The idea of a “Growth Mindset” has been widely abused and misunderstood by practitioners and advocates alike – as well as by more than a few skeptics. There are simply too many myths about what the right mindset can and cannot do for many people to make sense of it all. These five mindset myths, once debunked, will open your eyes to a world of possibilities you may have overlooked before.

  1. A “Fixed Mindset” is a Bad Thing
One of the biggest fears in organizations focused on fostering a “growth mindset” is being labeled as someone with a “fixed mindset.” We’ve somehow managed to equate the term “fixed” to mean unyielding, inflexible, and in some cases, incapable. Nothing could be further from the truth.
Most people work with some combination of the two and that’s not necessarily a bad thing. A fixed mindset only becomes a problem when people allow those fixed beliefs to define them in a way that prohibits growth.
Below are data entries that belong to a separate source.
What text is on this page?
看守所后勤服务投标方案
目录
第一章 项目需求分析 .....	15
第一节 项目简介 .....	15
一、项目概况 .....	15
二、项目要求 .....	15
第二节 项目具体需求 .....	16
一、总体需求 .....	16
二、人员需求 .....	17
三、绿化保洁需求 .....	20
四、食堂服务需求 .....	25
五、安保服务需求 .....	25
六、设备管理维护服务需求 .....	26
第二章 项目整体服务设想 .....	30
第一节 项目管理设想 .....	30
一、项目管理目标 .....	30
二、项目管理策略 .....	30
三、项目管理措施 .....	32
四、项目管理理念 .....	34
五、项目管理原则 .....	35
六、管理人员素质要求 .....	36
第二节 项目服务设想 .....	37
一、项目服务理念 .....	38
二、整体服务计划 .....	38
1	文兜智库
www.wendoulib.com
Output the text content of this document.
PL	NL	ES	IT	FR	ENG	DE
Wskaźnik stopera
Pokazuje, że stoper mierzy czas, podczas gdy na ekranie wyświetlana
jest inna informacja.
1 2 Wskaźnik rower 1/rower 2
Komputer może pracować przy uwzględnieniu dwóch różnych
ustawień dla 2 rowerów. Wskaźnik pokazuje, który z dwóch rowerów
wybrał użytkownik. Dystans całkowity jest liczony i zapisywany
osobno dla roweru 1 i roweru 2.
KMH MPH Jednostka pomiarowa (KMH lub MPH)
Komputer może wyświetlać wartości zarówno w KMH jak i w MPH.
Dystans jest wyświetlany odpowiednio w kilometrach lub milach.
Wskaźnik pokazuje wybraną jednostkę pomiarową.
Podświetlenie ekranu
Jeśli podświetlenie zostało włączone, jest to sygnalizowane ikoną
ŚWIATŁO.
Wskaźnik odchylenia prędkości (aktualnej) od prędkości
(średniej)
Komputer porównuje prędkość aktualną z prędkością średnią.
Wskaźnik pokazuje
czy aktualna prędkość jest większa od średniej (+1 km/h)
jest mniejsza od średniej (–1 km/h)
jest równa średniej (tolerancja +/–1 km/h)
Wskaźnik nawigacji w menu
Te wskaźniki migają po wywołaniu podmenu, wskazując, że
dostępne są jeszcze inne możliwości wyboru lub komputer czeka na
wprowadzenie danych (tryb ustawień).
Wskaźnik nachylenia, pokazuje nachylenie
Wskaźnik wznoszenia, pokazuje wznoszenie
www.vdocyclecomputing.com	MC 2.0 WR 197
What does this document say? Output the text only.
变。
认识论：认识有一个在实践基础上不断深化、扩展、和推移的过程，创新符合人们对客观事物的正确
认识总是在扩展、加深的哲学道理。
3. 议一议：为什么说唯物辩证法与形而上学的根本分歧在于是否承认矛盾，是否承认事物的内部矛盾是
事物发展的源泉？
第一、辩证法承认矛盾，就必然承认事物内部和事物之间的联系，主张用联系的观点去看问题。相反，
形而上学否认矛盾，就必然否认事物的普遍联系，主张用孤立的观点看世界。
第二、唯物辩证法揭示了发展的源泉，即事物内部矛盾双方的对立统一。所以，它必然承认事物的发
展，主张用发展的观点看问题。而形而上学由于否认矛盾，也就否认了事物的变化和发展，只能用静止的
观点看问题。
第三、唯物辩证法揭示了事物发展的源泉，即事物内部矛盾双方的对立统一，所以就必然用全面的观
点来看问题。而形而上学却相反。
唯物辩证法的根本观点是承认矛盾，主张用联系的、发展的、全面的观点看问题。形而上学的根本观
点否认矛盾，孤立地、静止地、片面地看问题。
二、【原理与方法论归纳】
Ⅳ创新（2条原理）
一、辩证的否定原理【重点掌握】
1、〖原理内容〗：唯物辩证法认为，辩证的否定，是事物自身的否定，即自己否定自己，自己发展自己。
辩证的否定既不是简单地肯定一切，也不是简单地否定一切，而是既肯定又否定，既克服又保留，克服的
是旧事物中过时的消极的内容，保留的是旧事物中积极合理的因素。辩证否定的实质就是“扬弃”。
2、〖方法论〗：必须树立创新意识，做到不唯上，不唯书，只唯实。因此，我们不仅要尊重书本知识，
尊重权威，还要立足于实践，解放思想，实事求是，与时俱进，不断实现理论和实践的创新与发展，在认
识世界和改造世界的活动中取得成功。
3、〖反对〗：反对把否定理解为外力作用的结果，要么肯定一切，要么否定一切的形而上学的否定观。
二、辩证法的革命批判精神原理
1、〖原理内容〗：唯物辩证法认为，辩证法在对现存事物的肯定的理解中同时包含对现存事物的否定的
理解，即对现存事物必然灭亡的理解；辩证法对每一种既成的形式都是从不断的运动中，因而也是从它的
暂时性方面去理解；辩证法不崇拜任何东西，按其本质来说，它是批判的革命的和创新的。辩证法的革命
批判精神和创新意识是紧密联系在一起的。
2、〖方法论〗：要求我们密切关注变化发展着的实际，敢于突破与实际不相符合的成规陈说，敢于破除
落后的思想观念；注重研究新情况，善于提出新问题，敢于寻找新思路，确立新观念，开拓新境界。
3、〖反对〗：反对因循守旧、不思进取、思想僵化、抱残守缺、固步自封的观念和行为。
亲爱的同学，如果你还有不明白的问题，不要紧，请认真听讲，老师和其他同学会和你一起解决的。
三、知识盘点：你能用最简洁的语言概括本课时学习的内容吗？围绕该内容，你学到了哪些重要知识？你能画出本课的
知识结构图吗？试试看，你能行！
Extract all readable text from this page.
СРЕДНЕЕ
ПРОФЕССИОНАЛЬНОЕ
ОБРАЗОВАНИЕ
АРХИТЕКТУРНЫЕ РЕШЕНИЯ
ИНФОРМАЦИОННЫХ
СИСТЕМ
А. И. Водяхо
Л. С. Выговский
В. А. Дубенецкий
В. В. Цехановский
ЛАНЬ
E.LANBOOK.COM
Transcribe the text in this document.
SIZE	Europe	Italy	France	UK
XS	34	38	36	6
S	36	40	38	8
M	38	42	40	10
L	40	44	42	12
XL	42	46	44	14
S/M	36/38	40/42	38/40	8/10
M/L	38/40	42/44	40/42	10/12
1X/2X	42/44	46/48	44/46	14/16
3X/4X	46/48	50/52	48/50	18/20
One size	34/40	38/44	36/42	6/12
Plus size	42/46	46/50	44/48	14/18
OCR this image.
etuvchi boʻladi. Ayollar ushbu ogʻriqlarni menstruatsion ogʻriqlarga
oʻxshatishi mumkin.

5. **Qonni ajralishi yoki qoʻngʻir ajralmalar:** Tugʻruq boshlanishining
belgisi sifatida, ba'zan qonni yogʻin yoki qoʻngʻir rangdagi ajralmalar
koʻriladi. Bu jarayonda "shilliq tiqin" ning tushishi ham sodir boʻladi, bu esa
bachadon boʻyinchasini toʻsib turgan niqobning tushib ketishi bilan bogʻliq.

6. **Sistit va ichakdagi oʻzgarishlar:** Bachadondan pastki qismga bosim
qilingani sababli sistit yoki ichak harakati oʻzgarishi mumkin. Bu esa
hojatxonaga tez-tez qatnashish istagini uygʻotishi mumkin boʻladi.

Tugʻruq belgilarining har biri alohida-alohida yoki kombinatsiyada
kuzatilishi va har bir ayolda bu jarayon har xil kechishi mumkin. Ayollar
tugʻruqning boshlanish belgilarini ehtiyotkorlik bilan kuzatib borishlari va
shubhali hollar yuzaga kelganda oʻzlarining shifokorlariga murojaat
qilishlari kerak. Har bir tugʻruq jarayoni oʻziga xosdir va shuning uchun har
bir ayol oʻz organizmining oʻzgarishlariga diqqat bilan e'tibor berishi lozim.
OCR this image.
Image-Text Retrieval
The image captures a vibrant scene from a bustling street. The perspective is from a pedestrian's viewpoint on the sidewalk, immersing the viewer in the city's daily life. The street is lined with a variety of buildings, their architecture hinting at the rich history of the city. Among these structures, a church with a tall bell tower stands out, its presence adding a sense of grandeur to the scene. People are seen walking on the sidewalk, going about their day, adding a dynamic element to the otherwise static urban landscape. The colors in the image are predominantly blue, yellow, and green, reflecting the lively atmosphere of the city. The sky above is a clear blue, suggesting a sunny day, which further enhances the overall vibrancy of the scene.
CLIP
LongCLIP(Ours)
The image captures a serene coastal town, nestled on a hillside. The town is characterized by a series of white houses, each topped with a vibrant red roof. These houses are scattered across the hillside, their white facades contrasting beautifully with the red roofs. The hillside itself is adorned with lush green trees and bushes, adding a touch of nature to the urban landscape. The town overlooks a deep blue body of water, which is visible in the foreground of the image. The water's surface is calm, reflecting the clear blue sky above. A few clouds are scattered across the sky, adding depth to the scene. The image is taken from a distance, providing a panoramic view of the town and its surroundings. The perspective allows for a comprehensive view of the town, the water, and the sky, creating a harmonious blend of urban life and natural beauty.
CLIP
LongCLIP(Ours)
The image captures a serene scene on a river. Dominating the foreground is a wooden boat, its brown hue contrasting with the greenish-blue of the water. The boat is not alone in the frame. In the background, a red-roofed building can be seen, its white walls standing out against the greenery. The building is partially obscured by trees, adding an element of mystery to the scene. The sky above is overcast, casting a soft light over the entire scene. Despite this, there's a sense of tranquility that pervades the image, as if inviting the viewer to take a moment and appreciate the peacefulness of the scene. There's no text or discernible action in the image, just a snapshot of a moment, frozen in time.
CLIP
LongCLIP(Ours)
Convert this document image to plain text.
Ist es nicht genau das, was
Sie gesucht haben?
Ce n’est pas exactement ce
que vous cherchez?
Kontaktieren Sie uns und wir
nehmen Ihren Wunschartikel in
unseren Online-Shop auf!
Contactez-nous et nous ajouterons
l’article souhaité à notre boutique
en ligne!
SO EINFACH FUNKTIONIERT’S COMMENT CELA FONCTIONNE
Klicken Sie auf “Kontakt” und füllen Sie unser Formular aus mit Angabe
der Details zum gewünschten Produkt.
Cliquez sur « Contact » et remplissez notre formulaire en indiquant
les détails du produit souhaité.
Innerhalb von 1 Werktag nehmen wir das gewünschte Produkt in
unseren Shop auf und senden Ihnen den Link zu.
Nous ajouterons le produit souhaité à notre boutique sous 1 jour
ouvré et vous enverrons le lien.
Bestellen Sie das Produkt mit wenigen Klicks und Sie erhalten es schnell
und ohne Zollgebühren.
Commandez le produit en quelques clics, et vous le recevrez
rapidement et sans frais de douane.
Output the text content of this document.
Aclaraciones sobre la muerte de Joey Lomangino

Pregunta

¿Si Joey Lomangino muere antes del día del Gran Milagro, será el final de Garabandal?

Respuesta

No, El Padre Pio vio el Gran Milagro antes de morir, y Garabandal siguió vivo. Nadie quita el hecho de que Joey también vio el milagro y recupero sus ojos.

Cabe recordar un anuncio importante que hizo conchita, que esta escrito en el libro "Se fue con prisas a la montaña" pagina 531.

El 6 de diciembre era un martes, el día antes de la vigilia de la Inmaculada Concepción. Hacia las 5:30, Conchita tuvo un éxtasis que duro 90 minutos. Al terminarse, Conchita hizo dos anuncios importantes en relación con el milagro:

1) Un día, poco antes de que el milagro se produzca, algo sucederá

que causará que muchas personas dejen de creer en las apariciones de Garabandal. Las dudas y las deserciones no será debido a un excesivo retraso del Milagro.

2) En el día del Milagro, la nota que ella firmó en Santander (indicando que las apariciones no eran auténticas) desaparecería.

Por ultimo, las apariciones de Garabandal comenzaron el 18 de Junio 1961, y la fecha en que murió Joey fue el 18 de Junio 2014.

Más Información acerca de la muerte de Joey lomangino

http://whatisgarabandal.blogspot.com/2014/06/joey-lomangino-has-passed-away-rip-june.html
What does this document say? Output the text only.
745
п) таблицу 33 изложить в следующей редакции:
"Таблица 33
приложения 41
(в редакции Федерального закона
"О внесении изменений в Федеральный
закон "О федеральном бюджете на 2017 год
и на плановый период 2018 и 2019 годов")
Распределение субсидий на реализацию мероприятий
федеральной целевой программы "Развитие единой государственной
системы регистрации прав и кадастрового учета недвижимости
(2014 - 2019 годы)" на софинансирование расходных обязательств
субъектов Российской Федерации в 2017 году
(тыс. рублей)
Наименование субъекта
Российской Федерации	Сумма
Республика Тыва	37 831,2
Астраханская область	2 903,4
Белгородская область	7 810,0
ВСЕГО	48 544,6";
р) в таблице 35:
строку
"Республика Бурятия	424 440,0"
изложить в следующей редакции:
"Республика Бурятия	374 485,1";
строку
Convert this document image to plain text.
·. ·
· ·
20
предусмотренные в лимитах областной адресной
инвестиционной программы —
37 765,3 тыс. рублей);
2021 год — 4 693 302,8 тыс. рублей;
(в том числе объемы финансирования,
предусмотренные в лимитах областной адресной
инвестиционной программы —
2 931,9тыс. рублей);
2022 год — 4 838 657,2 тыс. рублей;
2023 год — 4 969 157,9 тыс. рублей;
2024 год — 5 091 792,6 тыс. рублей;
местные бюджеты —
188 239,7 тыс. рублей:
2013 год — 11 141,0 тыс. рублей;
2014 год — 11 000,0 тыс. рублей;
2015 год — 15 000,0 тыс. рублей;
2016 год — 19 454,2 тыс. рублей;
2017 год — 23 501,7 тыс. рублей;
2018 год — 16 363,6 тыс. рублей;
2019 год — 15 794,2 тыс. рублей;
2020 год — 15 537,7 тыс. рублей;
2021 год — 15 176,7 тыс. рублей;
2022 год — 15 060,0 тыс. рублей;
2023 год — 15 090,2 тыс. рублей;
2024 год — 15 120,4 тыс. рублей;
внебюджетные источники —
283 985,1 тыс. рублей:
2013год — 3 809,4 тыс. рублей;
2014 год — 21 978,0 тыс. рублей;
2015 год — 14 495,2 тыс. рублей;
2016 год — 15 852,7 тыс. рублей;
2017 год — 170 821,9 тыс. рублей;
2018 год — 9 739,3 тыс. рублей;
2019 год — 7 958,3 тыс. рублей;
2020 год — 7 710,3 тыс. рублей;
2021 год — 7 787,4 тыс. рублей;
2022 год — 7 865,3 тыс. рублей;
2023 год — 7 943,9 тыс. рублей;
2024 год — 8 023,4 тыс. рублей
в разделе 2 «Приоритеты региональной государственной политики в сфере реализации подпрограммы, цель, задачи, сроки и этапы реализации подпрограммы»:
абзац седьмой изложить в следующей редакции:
The right actions, on the other hand, can overcome these fixed beliefs, creating growth.
  1. A Growth Mindset Means Unlimited Capacity to Take on New Projects
In corporate environments, many “leaders” have adopted the belief that employees who tell them their plates are full are operating under the limitations of a fixed mindset rather than a growth mindset. This is not the case. In fact, those who are able to identify when they have too much on their plates and are willing to say as much are actually avoiding overload conditions that significantly inhibit growth.
Good leaders must listen and understand that a growth mindset does not indicate an unlimited capacity to take on more work and greater responsibilities. There must be balance, even in growth.
  1. Everyone can be Super Successful at Everything
If only this were the case. A growth mindset isn’t about becoming wildly successful at everything you set out to do. It’s about constantly growing, learning, and honing your talents so that you can achieve more. But you must have something to build upon: Some knowledge; some talent; not to mention a willingness – some might even say burning drive – to grow and succeed.
  1. All Efforts Should be Applauded, No Matter What
There are failures in life. While a growth mindset views them as stepping-stones and learning curves, that doesn’t mean they should be applauded or rewarded. Results warrant praise. Effort without results, on the other hand, does not usually merit praise. What it does require, though, is to revisit the efforts and see where small changes might yield more favorable results and greater odds of success for the next effort.
  1. Having a Growth Mindset Means You Must Always be Positive
Some people do equate the idea of a growth mindset as something akin to a Pollyanna attitude where everything is good, positive, and happy. Business doesn’t work that way. Stuff happens. Sometimes it takes a little longer to move on and overcome setbacks. And sometimes it is necessary to approach a task critically and ask not only if you “can” do something for your business but also whether you WANT to do it for your business. It is perfectly acceptable to say, “No thank you!” and move on.
Once you see beyond the myths associated with having a growth mindset, many people do understand the value this mindset has to offer for building your business and achieving greater success.